So, you’re training for your first long-distance road race and are finally gearing up for the first long run of your training cycle.
If up until this point you haven’t covered more than about six miles in one go, then there are certainly a few things you’ll want to consider before you head out the door to tackle those monster miles.
In addition to prepping by fueling up with some nutrient-dense carbs — think oatmeal with banana and peanut butter, or whole grain toast with avocado — there are a few things you’ll want to make sure to take with you as you head out the door to tackle the many miles ahead.
Here’s what you definitely won’t want to forget.

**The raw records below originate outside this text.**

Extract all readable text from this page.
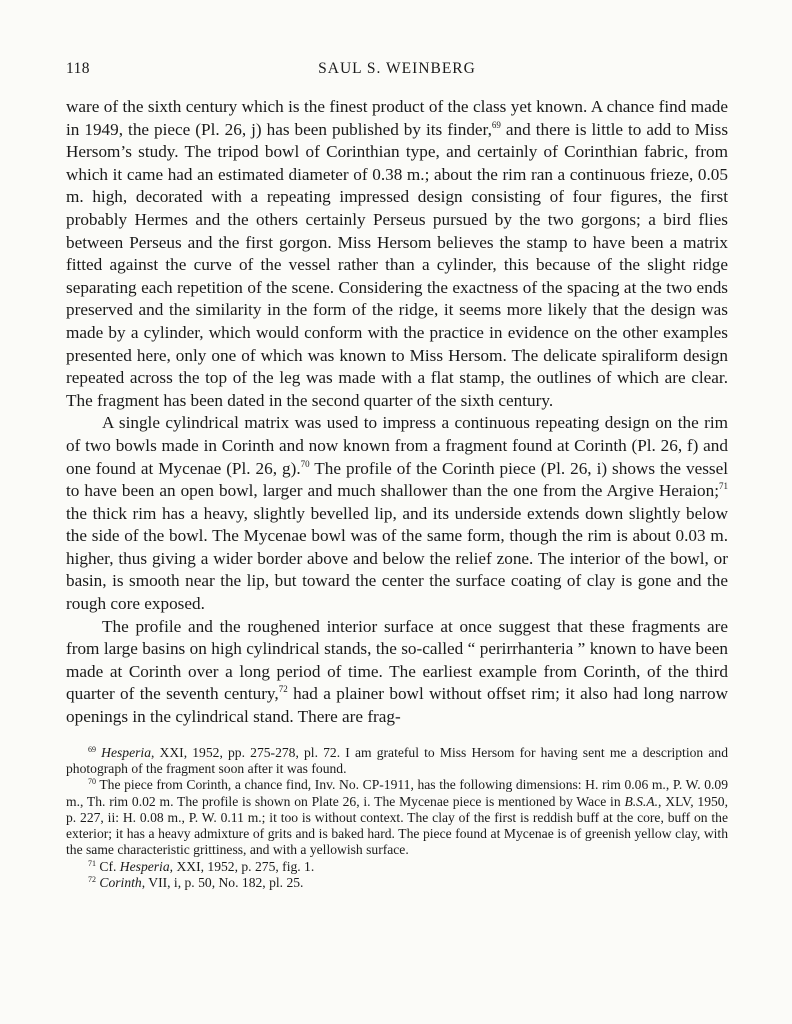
118	SAUL S. WEINBERG

ware of the sixth century which is the finest product of the class yet known. A chance find made in 1949, the piece (Pl. 26, j) has been published by its finder,$^{69}$ and there is little to add to Miss Hersom’s study. The tripod bowl of Corinthian type, and certainly of Corinthian fabric, from which it came had an estimated diameter of 0.38 m.; about the rim ran a continuous frieze, 0.05 m. high, decorated with a repeating impressed design consisting of four figures, the first probably Hermes and the others certainly Perseus pursued by the two gorgons; a bird flies between Perseus and the first gorgon. Miss Hersom believes the stamp to have been a matrix fitted against the curve of the vessel rather than a cylinder, this because of the slight ridge separating each repetition of the scene. Considering the exactness of the spacing at the two ends preserved and the similarity in the form of the ridge, it seems more likely that the design was made by a cylinder, which would conform with the practice in evidence on the other examples presented here, only one of which was known to Miss Hersom. The delicate spiraliform design repeated across the top of the leg was made with a flat stamp, the outlines of which are clear. The fragment has been dated in the second quarter of the sixth century.

A single cylindrical matrix was used to impress a continuous repeating design on the rim of two bowls made in Corinth and now known from a fragment found at Corinth (Pl. 26, f) and one found at Mycenae (Pl. 26, g).$^{70}$ The profile of the Corinth piece (Pl. 26, i) shows the vessel to have been an open bowl, larger and much shallower than the one from the Argive Heraion;$^{71}$ the thick rim has a heavy, slightly bevelled lip, and its underside extends down slightly below the side of the bowl. The Mycenae bowl was of the same form, though the rim is about 0.03 m. higher, thus giving a wider border above and below the relief zone. The interior of the bowl, or basin, is smooth near the lip, but toward the center the surface coating of clay is gone and the rough core exposed.

The profile and the roughened interior surface at once suggest that these fragments are from large basins on high cylindrical stands, the so-called “ perirrhanteria ” known to have been made at Corinth over a long period of time. The earliest example from Corinth, of the third quarter of the seventh century,$^{72}$ had a plainer bowl without offset rim; it also had long narrow openings in the cylindrical stand. There are frag-

$^{69}$ Hesperia, XXI, 1952, pp. 275-278, pl. 72. I am grateful to Miss Hersom for having sent me a description and photograph of the fragment soon after it was found.

$^{70}$ The piece from Corinth, a chance find, Inv. No. CP-1911, has the following dimensions: H. rim 0.06 m., P. W. 0.09 m., Th. rim 0.02 m. The profile is shown on Plate 26, i. The Mycenae piece is mentioned by Wace in B.S.A., XLV, 1950, p. 227, ii: H. 0.08 m., P. W. 0.11 m.; it too is without context. The clay of the first is reddish buff at the core, buff on the exterior; it has a heavy admixture of grits and is baked hard. The piece found at Mycenae is of greenish yellow clay, with the same characteristic grittiness, and with a yellowish surface.

$^{71}$ Cf. Hesperia, XXI, 1952, p. 275, fig. 1.

$^{72}$ Corinth, VII, i, p. 50, No. 182, pl. 25.
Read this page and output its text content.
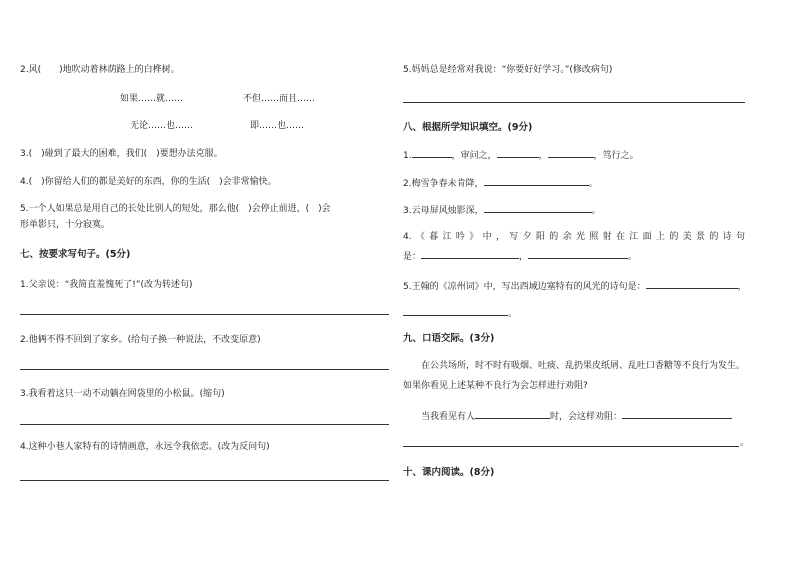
2.风(　　)地吹动着林荫路上的白桦树。
如果……就……	不但……而且……
无论……也……	即……也……
3.(　)碰到了最大的困难，我们(　)要想办法克服。
4.(　)你留给人们的都是美好的东西，你的生活(　)会非常愉快。
5.一个人如果总是用自己的长处比别人的短处，那么他(　)会停止前进，(　)会
形单影只，十分寂寞。
七、按要求写句子。(5分)
1.父亲说：“我简直羞愧死了!”(改为转述句)
2.他俩不得不回到了家乡。(给句子换一种说法，不改变原意)
3.我看着这只一动不动躺在网袋里的小松鼠。(缩句)
4.这种小巷人家特有的诗情画意，永远令我依恋。(改为反问句)
5.妈妈总是经常对我说：“你要好好学习。”(修改病句)
八、根据所学知识填空。(9分)
1.	，审问之，	，	，笃行之。
2.梅雪争春未肯降，	。
3.云母屏风烛影深，	。
4.《暮江吟》中，写夕阳的余光照射在江面上的美景的诗句
是：	，	。
5.王翰的《凉州词》中，写出西域边塞特有的风光的诗句是：	，
。
九、口语交际。(3分)
在公共场所，时不时有吸烟、吐痰、乱扔果皮纸屑、乱吐口香糖等不良行为发生。
如果你看见上述某种不良行为会怎样进行劝阻?
当我看见有人	时，会这样劝阻：
。
十、课内阅读。(8分)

1. Headphones and Music Playing Device
Sure, there are benefits to both running with and without music. But for those longer runs, especially if you’re going solo, it’s a good idea to bring some entertainment along. Make sure to craft a playlist with your favorite running songs or download a few episodes of your favorite podcasts.

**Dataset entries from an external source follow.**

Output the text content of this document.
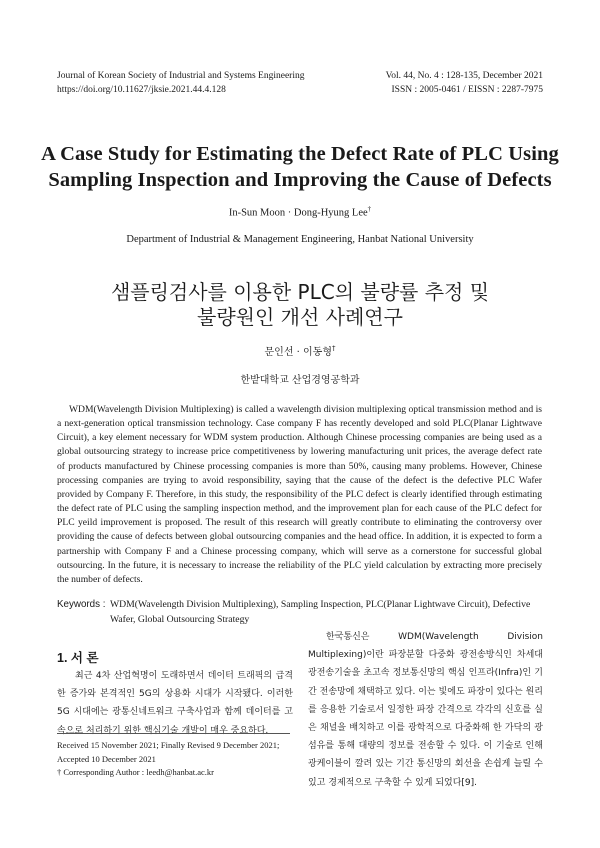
Journal of Korean Society of Industrial and Systems Engineering
https://doi.org/10.11627/jksie.2021.44.4.128
Vol. 44, No. 4 : 128-135, December 2021
ISSN : 2005-0461 / EISSN : 2287-7975
A Case Study for Estimating the Defect Rate of PLC Using
Sampling Inspection and Improving the Cause of Defects
In-Sun Moon · Dong-Hyung Lee†
Department of Industrial & Management Engineering, Hanbat National University
샘플링검사를 이용한 PLC의 불량률 추정 및
불량원인 개선 사례연구
문인선 · 이동형†
한밭대학교 산업경영공학과

WDM(Wavelength Division Multiplexing) is called a wavelength division multiplexing optical transmission method and is a next-generation optical transmission technology. Case company F has recently developed and sold PLC(Planar Lightwave Circuit), a key element necessary for WDM system production. Although Chinese processing companies are being used as a global outsourcing strategy to increase price competitiveness by lowering manufacturing unit prices, the average defect rate of products manufactured by Chinese processing companies is more than 50%, causing many problems. However, Chinese processing companies are trying to avoid responsibility, saying that the cause of the defect is the defective PLC Wafer provided by Company F. Therefore, in this study, the responsibility of the PLC defect is clearly identified through estimating the defect rate of PLC using the sampling inspection method, and the improvement plan for each cause of the PLC defect for PLC yeild improvement is proposed. The result of this research will greatly contribute to eliminating the controversy over providing the cause of defects between global outsourcing companies and the head office. In addition, it is expected to form a partnership with Company F and a Chinese processing company, which will serve as a cornerstone for successful global outsourcing. In the future, it is necessary to increase the reliability of the PLC yield calculation by extracting more precisely the number of defects.

Keywords : WDM(Wavelength Division Multiplexing), Sampling Inspection, PLC(Planar Lightwave Circuit), Defective Wafer, Global Outsourcing Strategy
1. 서 론

최근 4차 산업혁명이 도래하면서 데이터 트래픽의 급격한 증가와 본격적인 5G의 상용화 시대가 시작됐다. 이러한 5G 시대에는 광통신네트워크 구축사업과 함께 데이터를 고속으로 처리하기 위한 핵심기술 개발이 매우 중요하다.

Received 15 November 2021; Finally Revised 9 December 2021; Accepted 10 December 2021
† Corresponding Author : leedh@hanbat.ac.kr

한국통신은 WDM(Wavelength Division Multiplexing)이란 파장분할 다중화 광전송방식인 차세대 광전송기술을 초고속 정보통신망의 핵심 인프라(Infra)인 기간 전송망에 채택하고 있다. 이는 빛에도 파장이 있다는 원리를 응용한 기술로서 일정한 파장 간격으로 각각의 신호를 실은 채널을 배치하고 이를 광학적으로 다중화해 한 가닥의 광섬유를 통해 대량의 정보를 전송할 수 있다. 이 기술로 인해 광케이블이 깔려 있는 기간 통신망의 회선을 손쉽게 늘릴 수 있고 경제적으로 구축할 수 있게 되었다[9].
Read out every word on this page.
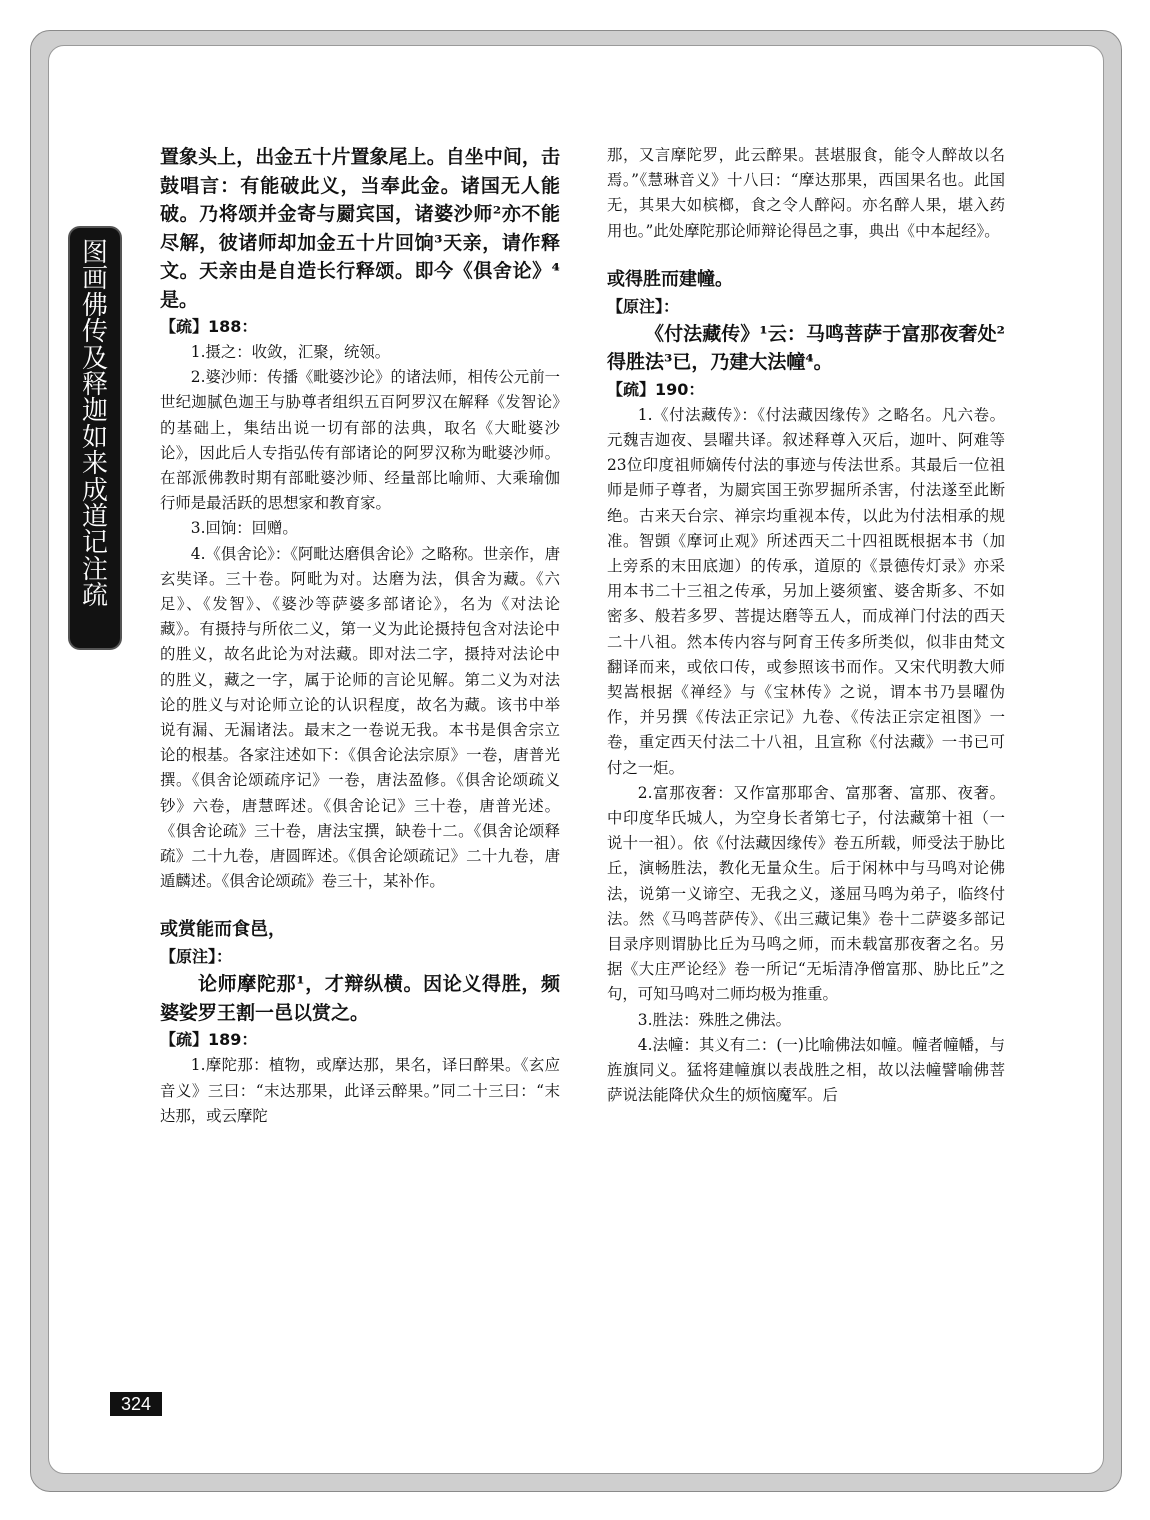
图
画
佛
传
及
释
迦
如
来
成
道
记
注
疏

置象头上，出金五十片置象尾上。自坐中间，击鼓唱言：有能破此义，当奉此金。诸国无人能破。乃将颂并金寄与罽宾国，诸婆沙师²亦不能尽解，彼诸师却加金五十片回饷³天亲，请作释文。天亲由是自造长行释颂。即今《俱舍论》⁴是。

【疏】188：

1.摄之：收敛，汇聚，统领。

2.婆沙师：传播《毗婆沙论》的诸法师，相传公元前一世纪迦腻色迦王与胁尊者组织五百阿罗汉在解释《发智论》的基础上，集结出说一切有部的法典，取名《大毗婆沙论》，因此后人专指弘传有部诸论的阿罗汉称为毗婆沙师。在部派佛教时期有部毗婆沙师、经量部比喻师、大乘瑜伽行师是最活跃的思想家和教育家。

3.回饷：回赠。

4.《俱舍论》：《阿毗达磨俱舍论》之略称。世亲作，唐玄奘译。三十卷。阿毗为对。达磨为法，俱舍为藏。《六足》、《发智》、《婆沙等萨婆多部诸论》，名为《对法论藏》。有摄持与所依二义，第一义为此论摄持包含对法论中的胜义，故名此论为对法藏。即对法二字，摄持对法论中的胜义，藏之一字，属于论师的言论见解。第二义为对法论的胜义与对论师立论的认识程度，故名为藏。该书中举说有漏、无漏诸法。最末之一卷说无我。本书是俱舍宗立论的根基。各家注述如下：《俱舍论法宗原》一卷，唐普光撰。《俱舍论颂疏序记》一卷，唐法盈修。《俱舍论颂疏义钞》六卷，唐慧晖述。《俱舍论记》三十卷，唐普光述。《俱舍论疏》三十卷，唐法宝撰，缺卷十二。《俱舍论颂释疏》二十九卷，唐圆晖述。《俱舍论颂疏记》二十九卷，唐遁麟述。《俱舍论颂疏》卷三十，某补作。

或赏能而食邑，

【原注】：

论师摩陀那¹，才辩纵横。因论义得胜，频婆娑罗王割一邑以赏之。

【疏】189：

1.摩陀那：植物，或摩达那，果名，译曰醉果。《玄应音义》三曰：“末达那果，此译云醉果。”同二十三曰：“末达那，或云摩陀

那，又言摩陀罗，此云醉果。甚堪服食，能令人醉故以名焉。”《慧琳音义》十八曰：“摩达那果，西国果名也。此国无，其果大如槟榔，食之令人醉闷。亦名醉人果，堪入药用也。”此处摩陀那论师辩论得邑之事，典出《中本起经》。

或得胜而建幢。

【原注】：

《付法藏传》¹云：马鸣菩萨于富那夜奢处²得胜法³已，乃建大法幢⁴。

【疏】190：

1.《付法藏传》：《付法藏因缘传》之略名。凡六卷。元魏吉迦夜、昙曜共译。叙述释尊入灭后，迦叶、阿难等23位印度祖师嫡传付法的事迹与传法世系。其最后一位祖师是师子尊者，为罽宾国王弥罗掘所杀害，付法遂至此断绝。古来天台宗、禅宗均重视本传，以此为付法相承的规准。智顗《摩诃止观》所述西天二十四祖既根据本书（加上旁系的末田底迦）的传承，道原的《景德传灯录》亦采用本书二十三祖之传承，另加上婆须蜜、婆舍斯多、不如密多、般若多罗、菩提达磨等五人，而成禅门付法的西天二十八祖。然本传内容与阿育王传多所类似，似非由梵文翻译而来，或依口传，或参照该书而作。又宋代明教大师契嵩根据《禅经》与《宝林传》之说，谓本书乃昙曜伪作，并另撰《传法正宗记》九卷、《传法正宗定祖图》一卷，重定西天付法二十八祖，且宣称《付法藏》一书已可付之一炬。

2.富那夜奢：又作富那耶舍、富那奢、富那、夜奢。中印度华氏城人，为空身长者第七子，付法藏第十祖（一说十一祖）。依《付法藏因缘传》卷五所载，师受法于胁比丘，演畅胜法，教化无量众生。后于闲林中与马鸣对论佛法，说第一义谛空、无我之义，遂屈马鸣为弟子，临终付法。然《马鸣菩萨传》、《出三藏记集》卷十二萨婆多部记目录序则谓胁比丘为马鸣之师，而未载富那夜奢之名。另据《大庄严论经》卷一所记“无垢清净僧富那、胁比丘”之句，可知马鸣对二师均极为推重。

3.胜法：殊胜之佛法。

4.法幢：其义有二：(一)比喻佛法如幢。幢者幢幡，与旌旗同义。猛将建幢旗以表战胜之相，故以法幢譬喻佛菩萨说法能降伏众生的烦恼魔军。后

324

2. Check the Weather and Dress Accordingly
Dressing perfectly for the weather is not an easy thing to do, especially during seasons like fall and spring when the temperature varies from day to day. It’s a skill that’s acquired through lots of trial and error, but rule of thumb says runners should dress for a temperature 10 degrees warmer than what it’s really like outside.
Related: What to Wear for Summer Running
If you don’t get your outfit right for a shorter run, it’s not that big of a deal because it’s easier to suck it up and deal with it when you know you’ve only got a short distance to go. But during a long run you want to make sure you’re going to be comfy for the entire ride, because when you’re out there for the long haul, apparel that doesn’t work can ruin the entire run. Don’t forget it: comfort is key.
During your long run, you’ll want to replenish fluids about every 30 minutes — don’t wait until you feel really thirsty to drink, because by then you’ll already begin to feel the effects of dehydration.
So, either plan to bring a water bottle along with you or strategically plan your route so you’ll be absolutely sure there are water fountains along the way. Also, if you choose the water fountain route, be sure that those water fountains are in service. Many cities shut public water fountains down during the winter months.
4. Credit/Debit Card or Some Cash
Ask any runner who’s trained for a long-distance race: you never know what’s going to happen while you’re on a long run, which is why it’s a good idea to carry some form of money with you. $20 is probably a good safety net, and if you have a credit card, it could be a good idea to bring it with you just as a back-up. For example, if you get injured and can’t get home or the weather suddenly takes a turn for the worse, you’ll easily be able to catch a cab or hop on public transportation.
You should always bring some form of ID with you when you run, too. In case of an emergency, having an ID on you will allow first responders to easily identify you. But instead of carrying your actual license, consider investing in a wristband or pendant ID.